On Thu, 21 Oct 1999, Spike Jones wrote:
>
> If we are concerned with the Radioactive decay for cryonic preservation
> (now that I think about it, I believe it was Robert Bradbury that started
> this thread)
Me?!? I thought I was responding to one of your comments! Although this does follow from the dicussion back in August where were were discussing the radiation damage resulting from supernovas.
> then we also need to think about what effect typical ionizing
> radiation has on matter at liquid nitrogen temperatures.
Well, at LN2 temperatures you don't have very much chemical reaction taking place, so what will happen is the accumulation of "unusual" molecules.

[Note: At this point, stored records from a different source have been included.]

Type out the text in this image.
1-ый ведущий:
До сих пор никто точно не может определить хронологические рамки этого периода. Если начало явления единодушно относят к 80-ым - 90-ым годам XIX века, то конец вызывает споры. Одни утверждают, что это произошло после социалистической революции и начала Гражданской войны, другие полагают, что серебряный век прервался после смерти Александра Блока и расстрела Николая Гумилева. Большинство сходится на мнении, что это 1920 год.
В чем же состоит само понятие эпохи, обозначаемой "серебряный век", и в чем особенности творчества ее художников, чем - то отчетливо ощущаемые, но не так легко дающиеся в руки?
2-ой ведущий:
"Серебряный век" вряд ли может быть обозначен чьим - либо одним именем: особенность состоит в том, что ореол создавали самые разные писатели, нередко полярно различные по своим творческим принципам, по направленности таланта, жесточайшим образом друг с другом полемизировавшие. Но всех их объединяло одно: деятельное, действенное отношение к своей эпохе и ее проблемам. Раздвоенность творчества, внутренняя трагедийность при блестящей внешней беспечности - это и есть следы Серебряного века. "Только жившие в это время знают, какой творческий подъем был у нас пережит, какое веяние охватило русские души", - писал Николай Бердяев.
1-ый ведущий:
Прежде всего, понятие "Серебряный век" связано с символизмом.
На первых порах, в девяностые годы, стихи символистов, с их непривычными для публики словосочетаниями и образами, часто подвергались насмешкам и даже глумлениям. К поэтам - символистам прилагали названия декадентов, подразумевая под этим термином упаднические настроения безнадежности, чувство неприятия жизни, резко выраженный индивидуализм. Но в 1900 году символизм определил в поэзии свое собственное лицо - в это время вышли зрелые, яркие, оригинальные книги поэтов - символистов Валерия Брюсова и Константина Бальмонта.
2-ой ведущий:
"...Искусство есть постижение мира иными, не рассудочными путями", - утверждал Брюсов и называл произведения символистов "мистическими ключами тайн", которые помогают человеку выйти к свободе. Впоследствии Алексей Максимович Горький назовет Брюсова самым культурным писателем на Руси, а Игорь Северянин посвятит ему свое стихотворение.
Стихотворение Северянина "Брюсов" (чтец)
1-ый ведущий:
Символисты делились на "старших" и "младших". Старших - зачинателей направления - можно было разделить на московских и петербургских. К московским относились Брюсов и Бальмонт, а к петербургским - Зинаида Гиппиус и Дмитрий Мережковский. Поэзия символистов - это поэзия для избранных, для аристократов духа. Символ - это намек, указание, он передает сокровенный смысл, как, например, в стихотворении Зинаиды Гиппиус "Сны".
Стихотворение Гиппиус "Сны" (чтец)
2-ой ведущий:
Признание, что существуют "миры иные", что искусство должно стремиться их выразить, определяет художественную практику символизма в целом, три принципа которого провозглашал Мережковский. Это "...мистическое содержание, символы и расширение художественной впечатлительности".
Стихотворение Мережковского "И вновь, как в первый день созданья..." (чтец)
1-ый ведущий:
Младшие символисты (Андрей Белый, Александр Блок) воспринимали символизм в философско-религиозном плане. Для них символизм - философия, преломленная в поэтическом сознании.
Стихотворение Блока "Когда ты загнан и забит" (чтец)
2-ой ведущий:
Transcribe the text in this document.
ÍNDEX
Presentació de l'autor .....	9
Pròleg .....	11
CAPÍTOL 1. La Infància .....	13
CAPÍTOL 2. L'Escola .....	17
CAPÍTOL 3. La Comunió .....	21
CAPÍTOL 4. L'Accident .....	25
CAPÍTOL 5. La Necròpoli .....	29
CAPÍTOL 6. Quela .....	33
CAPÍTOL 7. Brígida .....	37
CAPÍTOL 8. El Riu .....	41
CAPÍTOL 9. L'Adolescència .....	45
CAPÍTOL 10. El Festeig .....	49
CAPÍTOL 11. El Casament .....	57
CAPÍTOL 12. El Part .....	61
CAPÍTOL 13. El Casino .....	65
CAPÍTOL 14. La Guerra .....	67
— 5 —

They will not be very different from the molecules that are normally found in the body (after all are exposed to radiation every day) but they will accumulate to higher levels than we normally encounter.
> The potassium
> decays would be predominantly in the skull, the bony material having
> much more patassium than the brain itself.
Actually in the brain you presumably have a high K level in solution since the neurons pump Na/K in and out to fire the neurons. I'm unsure whether cerebral-spinal fluid has a higher K concentration than blood in general though.
> I think that radiation would be of little consequence in comparison to
> the transmutation of elements resulting from beta decay. spike
As I showed in my discussion regarding DNA, you can probably tolerate a fair amount of transmutation (C->N) and since K goes to Ca that isn't going to hurt anything. Since the biological effectiveness of alpha radiation is so much greater, I'd put my bets on that as being a major player. But we need to know in fine detail the quantity of various radioactive isotopes in the body, their decay paths, the molecules they are in, etc. to know exactly what the downstream effects would be. Most of the C is in proteins and not in DNA and so the 14C decay may have more significant consequences for enzyme function than it will for DNA preservation.